Starbucks Coffee Company initiated C.A.F.E. (Coffee and Farmer Equity) Practices to evaluate, recognize, and reward producers of high-quality sustainably grown coffee. C.A.F.E. Practices is a green coffee sourcing guideline developed in collaboration with Scientific Certification Systems (SCS), a third-party evaluation and certification firm.

Finally, it shows its true colours by blocking an attempt by Ethiopia’s farmers to copyright their most famous coffee bean types, denying them potential earnings of up to £47m a year. Indeed, every time I try and have faith in companies, and trust their statements of corporate social responsibility, I stumble across some other dirty trick they play in the un-fair game of market competition. So is there no hope?

Well, I am not sure.
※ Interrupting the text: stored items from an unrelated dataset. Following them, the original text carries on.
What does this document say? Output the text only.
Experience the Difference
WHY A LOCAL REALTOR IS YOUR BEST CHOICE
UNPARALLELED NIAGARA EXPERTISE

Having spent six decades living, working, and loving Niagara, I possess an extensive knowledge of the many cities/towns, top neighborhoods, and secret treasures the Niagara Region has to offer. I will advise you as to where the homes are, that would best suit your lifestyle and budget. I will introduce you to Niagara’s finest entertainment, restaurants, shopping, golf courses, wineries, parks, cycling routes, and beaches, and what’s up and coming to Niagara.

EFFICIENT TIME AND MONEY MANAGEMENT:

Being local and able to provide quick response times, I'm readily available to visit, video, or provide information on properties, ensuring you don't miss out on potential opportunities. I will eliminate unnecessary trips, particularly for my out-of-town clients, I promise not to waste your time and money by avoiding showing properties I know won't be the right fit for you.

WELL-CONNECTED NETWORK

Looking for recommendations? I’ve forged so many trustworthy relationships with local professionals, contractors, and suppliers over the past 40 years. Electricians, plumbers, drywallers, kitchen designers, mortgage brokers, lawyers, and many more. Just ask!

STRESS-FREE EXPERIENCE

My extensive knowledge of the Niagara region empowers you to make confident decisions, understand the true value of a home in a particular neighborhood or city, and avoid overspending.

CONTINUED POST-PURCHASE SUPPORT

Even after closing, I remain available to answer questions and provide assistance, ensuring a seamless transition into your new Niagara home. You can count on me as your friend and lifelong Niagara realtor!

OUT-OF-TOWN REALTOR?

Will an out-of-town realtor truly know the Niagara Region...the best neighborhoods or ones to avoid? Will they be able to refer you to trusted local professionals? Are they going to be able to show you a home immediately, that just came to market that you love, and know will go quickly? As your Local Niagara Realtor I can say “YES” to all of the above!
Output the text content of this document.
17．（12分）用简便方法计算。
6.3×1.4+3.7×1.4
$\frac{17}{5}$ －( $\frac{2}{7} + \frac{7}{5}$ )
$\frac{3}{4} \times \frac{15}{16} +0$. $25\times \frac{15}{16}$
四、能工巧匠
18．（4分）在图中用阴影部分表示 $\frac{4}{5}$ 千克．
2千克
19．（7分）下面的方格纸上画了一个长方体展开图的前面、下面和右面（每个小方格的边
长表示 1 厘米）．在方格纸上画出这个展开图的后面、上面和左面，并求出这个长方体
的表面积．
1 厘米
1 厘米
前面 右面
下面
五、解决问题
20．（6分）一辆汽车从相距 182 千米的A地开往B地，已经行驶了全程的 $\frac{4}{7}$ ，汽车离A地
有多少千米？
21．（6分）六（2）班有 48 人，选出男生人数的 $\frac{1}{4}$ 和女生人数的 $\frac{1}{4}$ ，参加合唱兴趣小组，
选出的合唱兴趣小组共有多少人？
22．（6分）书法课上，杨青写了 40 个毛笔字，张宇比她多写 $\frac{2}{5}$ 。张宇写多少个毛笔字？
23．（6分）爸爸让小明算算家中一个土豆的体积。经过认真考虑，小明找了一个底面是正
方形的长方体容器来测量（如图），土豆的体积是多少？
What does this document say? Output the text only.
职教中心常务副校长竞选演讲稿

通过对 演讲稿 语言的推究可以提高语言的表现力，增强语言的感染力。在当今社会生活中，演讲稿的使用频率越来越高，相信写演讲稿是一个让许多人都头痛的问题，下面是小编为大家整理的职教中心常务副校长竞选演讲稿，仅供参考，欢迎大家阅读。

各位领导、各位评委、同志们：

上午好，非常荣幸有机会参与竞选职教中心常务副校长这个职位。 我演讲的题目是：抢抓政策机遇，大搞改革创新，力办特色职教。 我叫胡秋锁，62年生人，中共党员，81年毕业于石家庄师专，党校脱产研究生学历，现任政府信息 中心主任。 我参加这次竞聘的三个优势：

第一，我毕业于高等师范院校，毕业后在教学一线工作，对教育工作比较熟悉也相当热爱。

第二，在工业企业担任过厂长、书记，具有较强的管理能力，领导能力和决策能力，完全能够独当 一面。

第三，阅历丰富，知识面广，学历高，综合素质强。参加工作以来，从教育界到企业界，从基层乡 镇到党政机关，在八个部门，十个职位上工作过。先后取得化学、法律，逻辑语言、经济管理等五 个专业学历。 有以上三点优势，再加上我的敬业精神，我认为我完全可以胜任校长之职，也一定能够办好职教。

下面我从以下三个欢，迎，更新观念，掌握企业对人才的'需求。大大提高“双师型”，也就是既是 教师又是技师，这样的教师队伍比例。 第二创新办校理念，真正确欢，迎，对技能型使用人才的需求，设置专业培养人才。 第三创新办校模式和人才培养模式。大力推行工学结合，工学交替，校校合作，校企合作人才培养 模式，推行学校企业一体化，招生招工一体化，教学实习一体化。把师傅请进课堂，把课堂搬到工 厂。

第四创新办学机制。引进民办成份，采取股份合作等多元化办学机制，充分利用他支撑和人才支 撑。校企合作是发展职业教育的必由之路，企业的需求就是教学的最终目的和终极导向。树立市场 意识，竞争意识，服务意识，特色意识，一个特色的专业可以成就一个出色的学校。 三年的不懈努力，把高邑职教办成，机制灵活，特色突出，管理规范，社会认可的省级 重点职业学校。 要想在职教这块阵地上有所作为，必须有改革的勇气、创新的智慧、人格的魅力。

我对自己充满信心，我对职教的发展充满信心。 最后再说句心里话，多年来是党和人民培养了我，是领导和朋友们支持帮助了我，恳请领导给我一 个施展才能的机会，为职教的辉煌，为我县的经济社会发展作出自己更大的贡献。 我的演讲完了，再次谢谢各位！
Personally, I came up with a few policy suggestions which might help us move forward:

  1. More FDA should be channelled directly to fair-trade and cooperative organisations, especially to promote business ventures in the primary production process; this should be done with the help of business experts and market analysts, to allow the emergence of integrated fair-trade business models, building on the existing capabilities of the national economies (agriculture) to expand in the direction of the manufacturing and service industries.
  2. Fair trade should be at the centre of any future trade negotiation between developing and developed countries, especially the EU, and should be dealt with separately from other forms of trade: in a sense, fair-traded commodities (not just agricultural ones) could consitute the way out of the current empass on the EU subsidies.
  3. Fair-trade associations and cooperatives should be given a strong voice – and separate from the business and civil society sectors –  in the shaping of national economic development plans.
  4. A strong campaign should be launched against businesses setting up their own “fair-trade” labels, questioning their ability to be really independent in deciding what is ‘fair’ in all trade matters.

In all this, clearly, the role of governments is fundamental. And to those who think their ability to reign in large corporations has been destroyed, check this recent report by the NY Times on China’s move to boost unions and end workers’ abuses by TNCs operating within its boundaries [via Patrick].